Although these five recommendations provide a steppingstone to improve the rigour of protein focussed LCA, there are other more sophisticated steps that need to be taken in the near future. Direct primary supply–chain data is lacking when it comes to the nutrition–environment nexus; however, LCA and nutritional science research groups across the globe are beginning to forge alliances to work alongside industry to source primary data on nutrient composition of individual food items, which will enable more accurate calculations thereby negating the need to rely on secondary data. This is a time-consuming yet essential step in the evolution of nLCA, but as ‘sustainability’ becomes an ever-increasing topic in the food sector, industry actors are realising that they need to provide scientists with better quality data to truly assess the environmental footprints of their products relative to their competitors.
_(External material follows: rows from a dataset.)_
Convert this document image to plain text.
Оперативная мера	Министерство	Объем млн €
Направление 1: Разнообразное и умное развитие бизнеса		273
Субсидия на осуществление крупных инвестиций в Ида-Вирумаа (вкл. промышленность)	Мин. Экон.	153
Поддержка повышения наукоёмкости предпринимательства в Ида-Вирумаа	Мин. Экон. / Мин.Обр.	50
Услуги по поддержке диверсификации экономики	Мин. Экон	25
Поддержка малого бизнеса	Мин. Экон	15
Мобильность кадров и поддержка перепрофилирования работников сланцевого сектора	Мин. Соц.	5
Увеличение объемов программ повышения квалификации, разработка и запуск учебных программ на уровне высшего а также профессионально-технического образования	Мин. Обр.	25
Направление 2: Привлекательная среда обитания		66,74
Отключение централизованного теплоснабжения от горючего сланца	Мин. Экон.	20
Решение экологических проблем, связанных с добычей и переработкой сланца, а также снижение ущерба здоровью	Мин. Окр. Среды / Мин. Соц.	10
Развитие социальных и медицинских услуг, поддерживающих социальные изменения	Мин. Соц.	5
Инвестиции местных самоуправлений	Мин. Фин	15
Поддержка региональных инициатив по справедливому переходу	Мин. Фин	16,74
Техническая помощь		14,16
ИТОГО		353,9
Numerous ‘spin-out’ projects from McLaren et al. (2021) are now materialising with an end-goal of providing LCA practitioners with the aforementioned high-quality data to achieve more precise nLCAs. Additionally, these efforts also aim to address issues such as how to best compare meal-level, diet-level, and product-level nLCA including a wider range of nutrients than just protein. In conclusion, the aim of this work was to raise awareness on the limitations of nLCAs (using protein as a case study) and provide recommendations on how to improve their conduct by taking protein quality into account. As the field progresses, a broader number of nutrients provided by protein-rich foods will be explored both in terms of content and quality (e.g., bioavailability corrections).